The initial version of this doc detailed a potential solution where reconfiguration was treated as a cluster schedule. In that plan, roughly, a new schedule would be added to the cluster being gracefully reconfigured. Rather than having a task handle the reconfiguration HandleClusterSchedule would have logic that looked for ReconfigurationSchedules and would send ReconfigurationFinalization decisions when the wait condition was met. This decision would then promote pending replicas to active replicas, and remove the ReconfigurationSchedule in handle_schedule_decision

Syntax

The current proposal uses the WITH (...) syntax, it may be more straightforward to add this to the cluster as a config attribute though:

ALTER CLUSTER SET (CLEANUP TIMEOUT 5 minutes)

The above syntax would add a permanent reconfiguration timeout to the cluster that would be applied on every reconfigure. For this to work we'd need to update the cluster to know when a reconfigure event started, then we could compare the event + the duration to now and send a ReconfigureFinalization decision.

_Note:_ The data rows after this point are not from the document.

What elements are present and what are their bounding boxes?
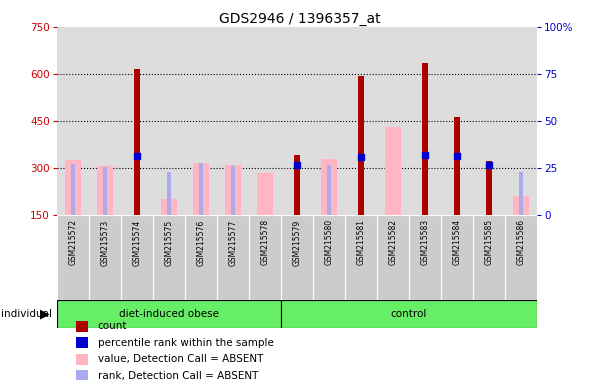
Text: GSM215584: GSM215584 [452, 219, 461, 265]
Bar [377, 215, 409, 300]
Bar [409, 215, 441, 300]
Text: GSM215580: GSM215580 [325, 219, 334, 265]
Bar [441, 215, 473, 300]
Bar [454, 117, 460, 215]
Bar [505, 215, 537, 300]
Bar [153, 215, 185, 300]
Bar [121, 215, 153, 300]
Bar [294, 156, 300, 215]
Bar [89, 215, 121, 300]
Bar [193, 163, 209, 215]
Bar [257, 173, 273, 215]
Bar [97, 166, 113, 215]
Bar [57, 300, 281, 328]
Bar [76, 337, 88, 349]
Bar [57, 215, 89, 300]
Bar [161, 199, 177, 215]
Bar [185, 215, 217, 300]
Bar [230, 166, 235, 215]
Text: GSM215574: GSM215574 [133, 219, 142, 265]
Bar [76, 321, 88, 332]
Bar [513, 196, 529, 215]
Text: diet-induced obese: diet-induced obese [119, 309, 219, 319]
Text: GSM215586: GSM215586 [517, 219, 526, 265]
Bar [422, 63, 428, 215]
Bar [345, 215, 377, 300]
Text: ▶: ▶ [40, 308, 50, 320]
Text: GSM215579: GSM215579 [293, 219, 302, 265]
Text: GSM215575: GSM215575 [164, 219, 173, 265]
Bar [518, 172, 523, 215]
Bar [71, 164, 76, 215]
Bar [199, 163, 203, 215]
Bar [281, 215, 313, 300]
Bar [326, 165, 331, 215]
Bar [281, 300, 537, 328]
Text: GSM215585: GSM215585 [485, 219, 493, 265]
Text: GSM215583: GSM215583 [421, 219, 430, 265]
Text: value, Detection Call = ABSENT: value, Detection Call = ABSENT [98, 354, 263, 364]
Text: individual: individual [1, 309, 52, 319]
Bar [103, 167, 107, 215]
Bar [217, 215, 249, 300]
Bar [313, 215, 345, 300]
Bar [321, 159, 337, 215]
Text: GSM215573: GSM215573 [101, 219, 110, 265]
Bar [76, 354, 88, 365]
Text: GSM215577: GSM215577 [229, 219, 238, 265]
Bar [225, 165, 241, 215]
Text: rank, Detection Call = ABSENT: rank, Detection Call = ABSENT [98, 371, 258, 381]
Text: control: control [391, 309, 427, 319]
Bar [249, 215, 281, 300]
Bar [358, 76, 364, 215]
Bar [385, 127, 401, 215]
Text: GSM215572: GSM215572 [68, 219, 77, 265]
Text: percentile rank within the sample: percentile rank within the sample [98, 338, 274, 348]
Bar [473, 215, 505, 300]
Bar [486, 161, 492, 215]
Bar [65, 160, 81, 215]
Text: GSM215576: GSM215576 [197, 219, 205, 265]
Text: GSM215582: GSM215582 [389, 219, 398, 265]
Bar [76, 370, 88, 381]
Text: GSM215581: GSM215581 [356, 219, 365, 265]
Text: GSM215578: GSM215578 [260, 219, 269, 265]
Bar [167, 172, 172, 215]
Text: GDS2946 / 1396357_at: GDS2946 / 1396357_at [219, 12, 381, 25]
Bar [134, 69, 140, 215]
Text: count: count [98, 321, 127, 331]
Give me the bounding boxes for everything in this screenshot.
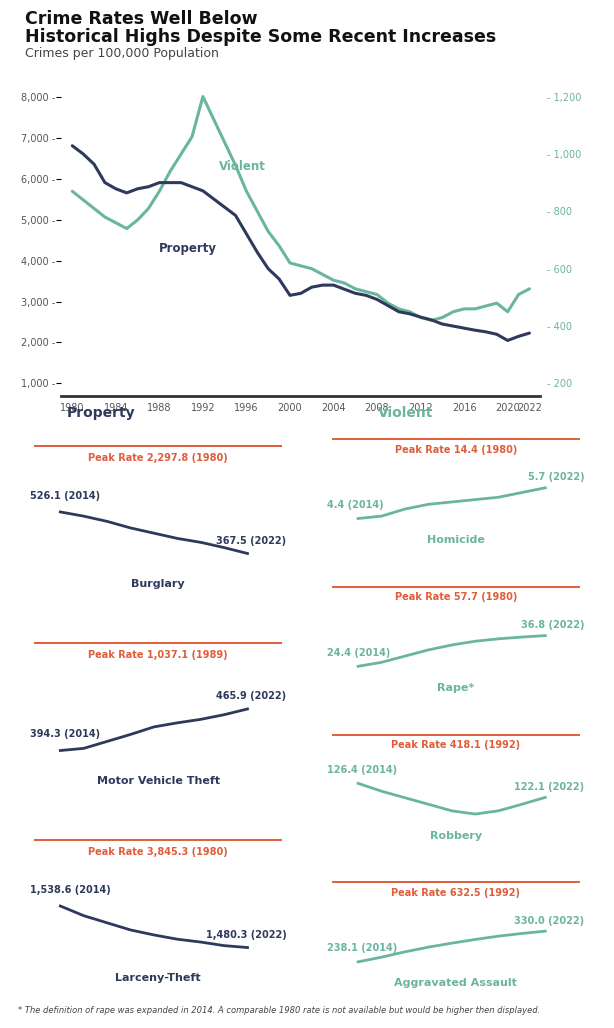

It seems like the reconfiguration task exists only to interact with actions taken from ALTER CLUSTER statements are not a property of the cluster, so I'm not very bullish on this syntax. I could be convinced that this is more ergonomic.

Open Questions

How do we handle clusters with sinks and sources?

There is a current limitation around clusters with sources where the replication factor must be 1 or 0 This being said we must disallow any reconfiguration schedules for clusters with sources (and sinks?). This is a new annoying issue as we now allow clusters to perform both compute and source roles. We should consider some ways to handle this, one potential is to keep source activity to a single replica in a multi-replica cluster. Alternatively, we just don't allow this, and we add some big disclaimers to clusters with sources.

Hydration-Based Scheduling

There is currently the beginning of the mechanism to look at hydration based metrics for scheduling in compute-client/src/controller/ instance:update_hydration_status, this works very well for a single data flow, but can't gauge the hydration status of a replica as a whole.

What we likely want is a mechanism discussed here, where we compare the data-flow frontiers between reconfiguration and active replicas, and when the reconfiguration replicas have all data-flows within some threshold of the active, we send a claim that the check condition has been met and proceed with finalization of the reconfiguration.

Potential challenges with using hydration status: It is difficult to know when "hydration" has finished because:

  • New data coming in may change the timestamp and lead to hydration status inaccuracies
  • New data-flows can be created ad-hock which will need to be "hydrated"
  • hydration_status errors related to Environmentd restart? (https://materializeinc.slack.com/archives/CTESPM7FU/p1712227236046369?thread_ts=1712224682.263469&cid=CTESPM7FU) Some of these can be resolved by only looking at data flows that were installed when the replica was created. It seems like comparing active and reconfiguration replicas will likely work better than attempting to gauge when hydration has finished for a given replica. It also may allow us to shorten the timeout if all replicas for a cluster undergoing reconfiguration are restarted.

For hydration-based scheduling the until caught up syntax will be used.

There is also a question on the mechanism for tracking hydration or frontiers. We could check at a regular interval if the frontiers between original and reconfiguration replicas match. Another possible alternative is spinning up a thread that subscribes to the frontiers and kicks off finalization once the chosen condition is met.

Handling Sources / Sinks

Currently we are opting not to allow graceful reconfiguration of clusters with sources and sinks, due to a single replica limit for these clusters. However, it may be possible to allow some graceful reconfiguration on these clusters, if we postpone installing the sources or sinks on the pending replicas until the replica is promoted. This will ensure that it is the only replica running. We would also have to ensure the new replication factor is greater than or equal to one in the new config. Multi-replica sources and sinks will implicitly resolve this issue, so, for now, it seems reasonable to wait for that.